I just got a call from my Monday partner. She didn’t
see me in the Main-Transit Fire Hall Friday or Saturday and she was wondering
if I’m OK. I am, I assured her (as I assured several folks at the tournament during
the Swiss team finale on Sunday, when I finally showed up), but I had to
accompany Monica to Roswell Park Cancer Institute on Friday to talk with a
breast cancer surgeon. And Saturday? Well, she guilt-tripped me into canceling
out.
That
was just as well. It would have been hard to justify spending another day (or
two) playing as poorly as Judie Bailey and I did on Sunday in our return engagement
with Bob Sommerstein and Larry Abate. In the first two rounds, which we lost by
margins of 34-1 and 37-16 International Match Points, we stumbled repeatedly
into disastrous 3 No Trump contracts.
Happily,
we emerged from our funk to capture the next two rounds – defeating the
father-genius 10-year-old son pair and our good friends Betty Metz and Helen Panza. We enhanced
our victorious spirits during the lunch break with thoughts of how we could
still take home extra master points by winning the last three rounds.
That dream
faded quickly. We might have beaten the Chip Kean-Jim McClure team if they hadn’t
beaten Judie on a 3 NT contract that their teammates were able to consummate
with an overtrick. Nothing, however, could have turned the tide in a 36-0
drubbing at the hands of the Kozower-Kaprove team. And our teammates zigged on
slams in the final round when they should have zagged, overbidding to slam on
one hand that wouldn’t make it, underbidding on the one that would – setting us
back 24 IMPs in a game we lost 28-17.
Nevertheless,
this day of Swiss team play wasn’t a total loss.
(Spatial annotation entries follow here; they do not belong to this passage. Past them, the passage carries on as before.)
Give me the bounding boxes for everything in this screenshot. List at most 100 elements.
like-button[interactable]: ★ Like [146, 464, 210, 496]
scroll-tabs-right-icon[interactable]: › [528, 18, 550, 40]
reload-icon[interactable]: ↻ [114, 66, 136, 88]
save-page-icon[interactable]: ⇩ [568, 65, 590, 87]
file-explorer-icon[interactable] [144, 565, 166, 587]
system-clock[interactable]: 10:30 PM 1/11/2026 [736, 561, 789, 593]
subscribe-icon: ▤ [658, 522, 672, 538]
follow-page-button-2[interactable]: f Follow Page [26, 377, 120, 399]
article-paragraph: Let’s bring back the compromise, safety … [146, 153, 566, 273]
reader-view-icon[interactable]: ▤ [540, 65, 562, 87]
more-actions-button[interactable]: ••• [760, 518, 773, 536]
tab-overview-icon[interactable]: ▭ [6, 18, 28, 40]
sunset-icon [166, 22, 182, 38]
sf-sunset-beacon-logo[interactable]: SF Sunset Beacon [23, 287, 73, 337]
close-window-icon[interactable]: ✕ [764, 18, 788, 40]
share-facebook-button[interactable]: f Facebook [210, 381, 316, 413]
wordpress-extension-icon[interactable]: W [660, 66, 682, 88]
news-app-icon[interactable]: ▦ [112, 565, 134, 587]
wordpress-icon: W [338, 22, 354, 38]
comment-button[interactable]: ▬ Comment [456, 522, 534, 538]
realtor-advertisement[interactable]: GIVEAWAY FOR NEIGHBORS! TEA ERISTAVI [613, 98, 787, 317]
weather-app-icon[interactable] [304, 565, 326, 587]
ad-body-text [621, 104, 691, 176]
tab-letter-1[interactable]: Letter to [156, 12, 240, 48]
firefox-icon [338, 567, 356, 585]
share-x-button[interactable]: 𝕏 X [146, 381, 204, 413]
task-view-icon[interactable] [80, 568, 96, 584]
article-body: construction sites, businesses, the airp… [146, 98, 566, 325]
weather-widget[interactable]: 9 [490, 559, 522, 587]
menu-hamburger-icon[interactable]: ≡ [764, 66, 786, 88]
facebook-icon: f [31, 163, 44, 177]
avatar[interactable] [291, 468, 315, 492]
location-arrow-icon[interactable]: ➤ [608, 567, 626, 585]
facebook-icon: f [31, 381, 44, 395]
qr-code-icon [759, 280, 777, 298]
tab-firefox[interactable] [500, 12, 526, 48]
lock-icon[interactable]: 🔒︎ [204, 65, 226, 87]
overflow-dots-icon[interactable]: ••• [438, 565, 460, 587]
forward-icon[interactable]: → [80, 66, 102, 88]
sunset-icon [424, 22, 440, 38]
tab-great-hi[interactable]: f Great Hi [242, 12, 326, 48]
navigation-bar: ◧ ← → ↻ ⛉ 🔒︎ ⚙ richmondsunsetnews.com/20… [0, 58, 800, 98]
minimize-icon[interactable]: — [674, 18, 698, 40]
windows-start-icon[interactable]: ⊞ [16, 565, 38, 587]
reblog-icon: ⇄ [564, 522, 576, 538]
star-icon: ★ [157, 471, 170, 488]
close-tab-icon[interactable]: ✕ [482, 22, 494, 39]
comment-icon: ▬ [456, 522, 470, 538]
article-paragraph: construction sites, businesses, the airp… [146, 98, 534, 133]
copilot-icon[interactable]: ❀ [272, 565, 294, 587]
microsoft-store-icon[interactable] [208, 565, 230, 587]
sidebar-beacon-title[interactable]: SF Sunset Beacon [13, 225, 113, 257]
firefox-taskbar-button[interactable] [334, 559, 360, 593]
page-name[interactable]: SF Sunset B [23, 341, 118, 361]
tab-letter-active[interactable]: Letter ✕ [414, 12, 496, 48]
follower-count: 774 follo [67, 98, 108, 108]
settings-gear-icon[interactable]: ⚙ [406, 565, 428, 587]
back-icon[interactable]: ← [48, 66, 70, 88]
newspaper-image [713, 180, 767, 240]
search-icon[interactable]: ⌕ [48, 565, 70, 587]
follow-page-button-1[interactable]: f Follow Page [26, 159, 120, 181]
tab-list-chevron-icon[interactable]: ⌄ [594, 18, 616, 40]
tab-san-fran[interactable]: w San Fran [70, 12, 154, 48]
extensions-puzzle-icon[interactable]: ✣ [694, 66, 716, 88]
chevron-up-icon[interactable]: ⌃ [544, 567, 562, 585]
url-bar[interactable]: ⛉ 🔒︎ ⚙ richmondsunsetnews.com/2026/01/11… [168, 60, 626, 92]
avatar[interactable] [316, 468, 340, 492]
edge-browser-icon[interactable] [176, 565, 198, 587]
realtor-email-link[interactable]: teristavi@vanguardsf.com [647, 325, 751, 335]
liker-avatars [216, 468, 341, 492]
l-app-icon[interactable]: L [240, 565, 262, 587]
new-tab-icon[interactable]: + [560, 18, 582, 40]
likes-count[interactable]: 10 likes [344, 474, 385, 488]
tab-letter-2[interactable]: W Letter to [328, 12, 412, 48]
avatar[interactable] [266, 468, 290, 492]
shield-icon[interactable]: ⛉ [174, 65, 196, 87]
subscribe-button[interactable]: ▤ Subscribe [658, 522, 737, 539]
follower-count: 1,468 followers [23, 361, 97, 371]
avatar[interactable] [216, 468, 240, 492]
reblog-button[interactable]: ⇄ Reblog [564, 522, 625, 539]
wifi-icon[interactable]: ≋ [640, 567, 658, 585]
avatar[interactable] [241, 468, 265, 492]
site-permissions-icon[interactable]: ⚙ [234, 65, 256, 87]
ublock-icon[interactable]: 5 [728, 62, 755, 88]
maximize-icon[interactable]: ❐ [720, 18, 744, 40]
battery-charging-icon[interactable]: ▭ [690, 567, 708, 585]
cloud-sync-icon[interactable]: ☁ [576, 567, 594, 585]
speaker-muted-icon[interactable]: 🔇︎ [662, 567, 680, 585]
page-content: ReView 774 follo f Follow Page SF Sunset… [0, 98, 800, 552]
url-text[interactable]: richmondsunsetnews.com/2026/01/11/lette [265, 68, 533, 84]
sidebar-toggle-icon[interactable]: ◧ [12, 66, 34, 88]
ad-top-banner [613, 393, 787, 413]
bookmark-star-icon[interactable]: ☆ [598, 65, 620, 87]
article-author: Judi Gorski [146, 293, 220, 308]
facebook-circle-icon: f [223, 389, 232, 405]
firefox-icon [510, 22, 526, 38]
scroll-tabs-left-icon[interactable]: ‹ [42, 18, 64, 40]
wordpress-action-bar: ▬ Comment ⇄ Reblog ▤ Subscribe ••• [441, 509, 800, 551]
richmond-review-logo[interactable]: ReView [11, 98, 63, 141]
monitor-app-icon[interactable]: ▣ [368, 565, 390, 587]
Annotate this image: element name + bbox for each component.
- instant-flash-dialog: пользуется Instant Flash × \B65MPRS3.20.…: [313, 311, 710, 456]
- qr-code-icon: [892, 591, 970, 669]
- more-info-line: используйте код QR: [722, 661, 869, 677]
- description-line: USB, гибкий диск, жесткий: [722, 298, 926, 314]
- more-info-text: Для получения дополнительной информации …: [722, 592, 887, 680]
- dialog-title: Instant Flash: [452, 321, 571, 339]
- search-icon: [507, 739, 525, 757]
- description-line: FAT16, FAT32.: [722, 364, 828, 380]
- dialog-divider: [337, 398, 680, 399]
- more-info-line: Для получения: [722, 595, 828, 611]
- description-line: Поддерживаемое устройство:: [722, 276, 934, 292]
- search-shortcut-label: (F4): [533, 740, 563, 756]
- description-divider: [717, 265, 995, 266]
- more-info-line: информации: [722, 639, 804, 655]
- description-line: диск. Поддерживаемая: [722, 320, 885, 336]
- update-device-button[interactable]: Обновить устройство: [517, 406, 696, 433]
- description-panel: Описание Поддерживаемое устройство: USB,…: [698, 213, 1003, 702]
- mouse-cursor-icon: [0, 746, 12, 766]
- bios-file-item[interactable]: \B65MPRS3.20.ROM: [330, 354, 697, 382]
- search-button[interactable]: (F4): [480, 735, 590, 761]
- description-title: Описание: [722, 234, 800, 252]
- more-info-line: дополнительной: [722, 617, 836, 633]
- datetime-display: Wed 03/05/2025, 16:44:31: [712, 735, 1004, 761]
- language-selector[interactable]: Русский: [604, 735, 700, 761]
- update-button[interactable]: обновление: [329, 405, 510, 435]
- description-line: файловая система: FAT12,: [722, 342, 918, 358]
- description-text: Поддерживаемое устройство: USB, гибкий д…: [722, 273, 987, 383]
Our two winning rounds were
worth 0.29 of a silver point apiece.
Random
notes: Betty Metz announced in her welcoming remarks that this was a
record-tying turnout for Swiss teams – 25 foursomes. Winners, best as I could
determine, were a group of out-of-towners.
Director
Brian Meyer, setting a time after which he would not allow players to begin a
new hand, got the game over by 5 p.m. by maintaining 50-minute rounds (although
tables were being folded up all round Judie and me as we finished a dismally
slow final round against Jan and Carl Hasselback). Brian also broke in yet
another family member as a caddie – his 11-year-old son, Jackson.